Teacher Adventures: School Trips

Teacher Adventures: School Trips

“Would you like to accompany 30 children to Madagascar on their French language trip?” asked the French teacher at the school I was working at in Kenya.

“Oui, merci,” I replied, rapidly recalling my GCSE francais! The French teacher assigned to the trip was ill, so fortunately for me, I was drafted in as a last minute replacement.

Two weeks later, 30 very excited students gathered at Jomo Kenyatta airport in Nairobi, for the flight to the capital of Madagascar, Antananarivo. The trip was an opportunity for the students to practise their French (both Malagasy and French are both official languages of Madagascar) and to experience a different culture and way of life. Madagascan culture is renowned for its colourful fusion of influences drawn from seafaring Borneans and Bantu Africans, Arabic and Tamil traders, and French colonisation (unlike the British colonisation in Kenya).

Madagascar is an island country in the Indian Ocean, approximately 250 miles off the coast of East Africa. Madagascar is the world’s second-largest island country and the nation comprises the island of Madagascar (the fourth-largest island in the world) and numerous smaller peripheral islands. We were to be based in a hotel on the east coast of the island. Days were planned to include French lessons in the morning, followed by a swim and snorkelling in the Indian Ocean or swimming pool; excursions were organised for the afternoons to allow the students to experience some of the historical, cultural and artistic attractions of the island.

The students loved visiting the capital, Antananarivo, known locally (and considerably simpler) as Tana. They had the opportunity to admire the beautiful colonial architecture in the old Haute-Ville area of the city, visit one of the art galleries and museums and to spend their money in the open air market stalls at Analakely. Other trips were planned to see the truly alien landscapes of the limestone karsts in north western Tsingy de Bemaraha National Park and the Avenue of the Baobabs, where 25 baobab trees over 100 feet tall are strung out along the Tsiribihina dirt road.

Undoubtedly the highlight of the trip was the visit to see the lemurs. As a result of the island’s isolation from neighbouring continents, Madagascar is home to various plants and animals found nowhere else in the world. Approximately 90% of all plant and animal species found in Madagascar are endemic. There are many bizarre and wonderful creatures to be seen on the island, but lemurs are the creature most closely associated with Madagascar. The students, and staff, were thrilled to find and see these charismatic primates in the forest and their saucer shaped eyes were peculiar, but strangely endearing. All agreed they were an amazing, very special sight.


Near the end of our week’s stay, our idyllic routine was severely interrupted. In Madagascar, the combination of south eastern trade winds and north western monsoons produces a hot rainy season with frequently destructive cyclones. Unfortunately, tropical cyclone Kamisy coincided with our visit. Kamisy was considered the worst tropical cyclone to affect northern Madagascar since 1911 and winds reached up to 105 mph. Throughout Madagascar, a total of 68 casualties were reported, and 7000 buildings were destroyed, including 1020 schools and 450 hospitals. Following the storm, emergency food and medical supplies were supplied to the nation from French rescue missions.

For our Nairobi students, a cyclone was a novel, and frightening experience.

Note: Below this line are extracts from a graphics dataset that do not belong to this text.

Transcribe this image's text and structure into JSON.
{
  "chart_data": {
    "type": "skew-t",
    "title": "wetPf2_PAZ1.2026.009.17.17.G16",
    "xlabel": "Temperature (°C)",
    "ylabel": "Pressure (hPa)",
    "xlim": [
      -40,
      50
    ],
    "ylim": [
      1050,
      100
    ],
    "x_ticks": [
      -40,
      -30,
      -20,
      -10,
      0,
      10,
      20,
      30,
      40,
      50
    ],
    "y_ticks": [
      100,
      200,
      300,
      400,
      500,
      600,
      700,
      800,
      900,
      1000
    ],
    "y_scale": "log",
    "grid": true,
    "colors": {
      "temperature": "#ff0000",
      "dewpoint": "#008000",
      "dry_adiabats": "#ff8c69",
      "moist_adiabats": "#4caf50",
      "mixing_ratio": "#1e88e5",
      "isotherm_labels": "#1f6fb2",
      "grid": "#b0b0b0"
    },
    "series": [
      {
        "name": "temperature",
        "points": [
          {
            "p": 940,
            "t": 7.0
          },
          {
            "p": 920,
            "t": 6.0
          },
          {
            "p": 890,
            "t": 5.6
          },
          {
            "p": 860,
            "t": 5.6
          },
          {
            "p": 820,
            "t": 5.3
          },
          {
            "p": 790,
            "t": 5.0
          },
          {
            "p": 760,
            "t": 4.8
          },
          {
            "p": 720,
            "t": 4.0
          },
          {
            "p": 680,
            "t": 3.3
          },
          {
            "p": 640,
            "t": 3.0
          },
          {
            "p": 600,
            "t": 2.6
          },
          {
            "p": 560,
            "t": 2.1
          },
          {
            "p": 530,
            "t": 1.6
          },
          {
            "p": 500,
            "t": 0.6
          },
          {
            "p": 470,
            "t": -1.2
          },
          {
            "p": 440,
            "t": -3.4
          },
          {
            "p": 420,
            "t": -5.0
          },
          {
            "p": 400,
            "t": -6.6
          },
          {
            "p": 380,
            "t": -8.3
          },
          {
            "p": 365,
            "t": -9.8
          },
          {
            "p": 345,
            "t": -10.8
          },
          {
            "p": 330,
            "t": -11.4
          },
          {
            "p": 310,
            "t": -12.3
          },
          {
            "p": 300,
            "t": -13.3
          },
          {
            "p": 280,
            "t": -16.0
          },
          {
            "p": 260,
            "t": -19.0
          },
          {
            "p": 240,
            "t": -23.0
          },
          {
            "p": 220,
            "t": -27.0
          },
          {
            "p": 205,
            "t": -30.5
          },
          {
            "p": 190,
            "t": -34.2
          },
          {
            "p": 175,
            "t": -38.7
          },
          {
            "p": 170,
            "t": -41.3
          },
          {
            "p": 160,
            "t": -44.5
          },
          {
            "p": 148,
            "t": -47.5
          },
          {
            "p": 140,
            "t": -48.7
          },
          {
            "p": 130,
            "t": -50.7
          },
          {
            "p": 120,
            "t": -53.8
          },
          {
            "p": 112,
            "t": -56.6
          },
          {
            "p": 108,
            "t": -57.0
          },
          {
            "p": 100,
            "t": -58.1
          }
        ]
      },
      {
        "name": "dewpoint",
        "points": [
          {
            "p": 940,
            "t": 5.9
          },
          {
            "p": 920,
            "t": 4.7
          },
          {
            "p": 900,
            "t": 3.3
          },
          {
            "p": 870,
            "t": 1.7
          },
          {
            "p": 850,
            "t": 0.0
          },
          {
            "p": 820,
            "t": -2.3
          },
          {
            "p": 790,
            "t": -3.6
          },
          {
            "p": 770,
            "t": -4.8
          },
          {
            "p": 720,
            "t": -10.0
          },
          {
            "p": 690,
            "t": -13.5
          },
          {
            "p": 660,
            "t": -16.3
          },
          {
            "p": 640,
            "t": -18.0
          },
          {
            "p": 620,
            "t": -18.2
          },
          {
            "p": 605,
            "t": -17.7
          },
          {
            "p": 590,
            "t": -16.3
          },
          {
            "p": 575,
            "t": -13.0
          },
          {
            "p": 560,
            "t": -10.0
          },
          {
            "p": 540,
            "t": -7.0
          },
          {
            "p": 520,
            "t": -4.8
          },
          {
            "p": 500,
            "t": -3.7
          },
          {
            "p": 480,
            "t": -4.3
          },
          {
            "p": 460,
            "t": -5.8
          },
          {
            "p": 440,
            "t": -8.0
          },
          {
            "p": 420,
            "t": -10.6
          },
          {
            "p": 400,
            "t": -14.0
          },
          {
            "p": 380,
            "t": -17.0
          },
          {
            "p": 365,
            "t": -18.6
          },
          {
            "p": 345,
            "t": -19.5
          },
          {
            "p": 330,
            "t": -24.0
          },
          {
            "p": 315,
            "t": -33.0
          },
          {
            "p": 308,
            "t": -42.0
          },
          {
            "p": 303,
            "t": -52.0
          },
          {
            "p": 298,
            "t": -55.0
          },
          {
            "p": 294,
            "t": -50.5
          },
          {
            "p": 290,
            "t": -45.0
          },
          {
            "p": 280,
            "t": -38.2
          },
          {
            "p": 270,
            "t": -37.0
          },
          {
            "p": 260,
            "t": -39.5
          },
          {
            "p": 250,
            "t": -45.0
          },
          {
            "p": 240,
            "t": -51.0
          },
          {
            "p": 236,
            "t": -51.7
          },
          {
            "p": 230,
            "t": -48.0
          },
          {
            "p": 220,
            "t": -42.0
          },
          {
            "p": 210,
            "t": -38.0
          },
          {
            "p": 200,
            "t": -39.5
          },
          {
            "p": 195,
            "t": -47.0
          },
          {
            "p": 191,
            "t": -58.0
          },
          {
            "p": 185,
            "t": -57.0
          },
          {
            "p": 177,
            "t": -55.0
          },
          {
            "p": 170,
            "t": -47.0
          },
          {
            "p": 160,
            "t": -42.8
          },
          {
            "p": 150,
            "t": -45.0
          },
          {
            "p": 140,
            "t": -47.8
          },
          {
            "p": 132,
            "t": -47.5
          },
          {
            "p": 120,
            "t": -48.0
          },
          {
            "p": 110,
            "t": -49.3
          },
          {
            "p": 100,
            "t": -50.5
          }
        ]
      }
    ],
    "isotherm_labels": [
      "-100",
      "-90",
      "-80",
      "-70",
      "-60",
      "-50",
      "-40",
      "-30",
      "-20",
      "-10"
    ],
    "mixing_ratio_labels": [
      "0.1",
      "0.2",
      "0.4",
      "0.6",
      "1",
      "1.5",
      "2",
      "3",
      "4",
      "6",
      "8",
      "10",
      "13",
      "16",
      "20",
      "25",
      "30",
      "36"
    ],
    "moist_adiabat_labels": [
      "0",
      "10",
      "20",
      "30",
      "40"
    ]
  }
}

Confined to the hotel they could watch from the windows of their rooms as the trunks of trees were blown to 45 degrees, as the sea was whipped up to a frenzy, as the sand billowed uncontrollably along the beach and as the swimming pool water was thrown against the dining room windows. Lights flashed on and off as the electricity supply was interrupted and hotel staff were unable to arrive at or leave the hotel as roads were covered with fallen trees.

We were confined to the hotel for the final 2 days of our trip. We could not travel across the island as roads were blocked. The pool was out of bounds due to damage caused by the cyclone and the landscape in the gardens of the hotel had changed completely: debris from trees was scattered everywhere and some trees swayed perilously after the storm.

A change of programme was necessary. French lessons continued in the morning and in the afternoons it was my responsibility to provide entertainment…..Fortunately I had packed some dance tapes and spent the afternoons teaching an assortment of dance routines to very eager, enthusiastic and excitable students, who soon forgot they should have been enjoying the delights of Madagascar! The high spot was, remember this, FLASHDANCE…the routine was repeated innumerable times, in pairs, in trios, in fours, as a mass dance….all that was missing were the leotards and leg warmers!

After 2 days we were allowed to leave the hotel to travel to the airport. We could see the destruction caused by the cyclone as we travelled through the countryside: buildings destroyed, houses without roofs, vegetation uprooted. It was a gloomy, depressing sight. We had some wonderful memories of Madagascar, but also realised that the people who lived on this beautiful island sometimes had to endure, at times, some very unforgiving, harsh conditions.